Perlu Anda ketahui, target penjualan obat produksi sendiri adalah bagian dari target total penjualan Kimia Farma tahun ini sebesar Rp 5 triliun. Sumber pemasukan lain adalah penjualan produk obat milik pihak ketiga.
Nah, perusahaan berkode KAEF di Bursa Efek Indonesia ini mengaku saat ini masih menunggu kedatangan bahan baku yang telah dipesan Agustus kemarin. Perusahaan itu memperkirakan pesanan datang tiga bulan kemudian, atau sekitar November. Paling cepat Oktober.
Sayang Rusdi, tak bisa memerinci volume pembelian bahan baku impor yang dipesan. Dia hanya bilang pesanan itu terdiri dari berbagai jenis dan satuan bahan baku obat untuk membuat obat pil dan cairan.
Malang, jual-beli bahan baku Kimia Farma dengan sang pemasok bahan baku menggunakan acuan dollar AS di pasar spot. "Belum tahu nih, kami harus bayar berapa. Kalau ternyata mengikuti rupiah yang tembus Rp 12.000, tentu nilai impor akan membesar," ujar Rusdi.
Tak belanja mesin
Jika pelemahan rupiah tak kunjung surut, Kimia Farma sudah memiliki tiga jurus untuk meminimalisasi lonjakan beban. Pertama, natural hedging. Prinsip natural hedging ala perusahaan itu adalah mengerek ekspor tatkala impor membesar. Oleh karena itu, Kimia Farma terus berupaya mengerek pendapatan ekspor agar mendaki dari single digit menjadi double digit.
Melongok laporan keuangan semester I-2014, penjualan ekspor Kimia Farma Rp 119,84 miliar.
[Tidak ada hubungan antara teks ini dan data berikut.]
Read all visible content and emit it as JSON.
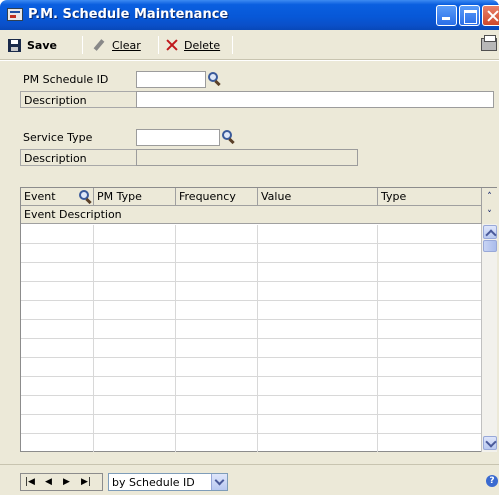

Nilai ini hanya setara dengan 6,34% terhadap total pendapatan Rp 1,89 triliun.
Kedua, meningkatkan efisiensi produksi dengan tidak mengalokasikan belanja mesin anyar pada sisa bulan akhir tahun ini. Sebagai gantinya, Kimia Farma akan berupaya mengoptimalkan penggunaan mesin produksi yang sudah dimiliki. "Kami akan menekan di biaya tetap untuk mengompensasi kenaikan biaya variabel yang didalamnya ada bahan baku impor. Saat ini kami sudah menekan COGS (cost of goods sold atau biaya penjualan) menjadi 72%," urai Rusdi.
Ketiga, menaikkan harga jual obat. Kimia Farma menerapkan strategi ini agar laba bersih tak tergerus.
Rencananya, perusahaan itu akan mengerek harga jual kepada konsumen secara bertahap mulai dari 5% hingga akhirnya menjadi 15%. Namun, Rusdi belum memutuskan kapan akan merealisasikan rencana ini. "Kami melihat tekanan rupiah masih temporer," ujar Rusdi.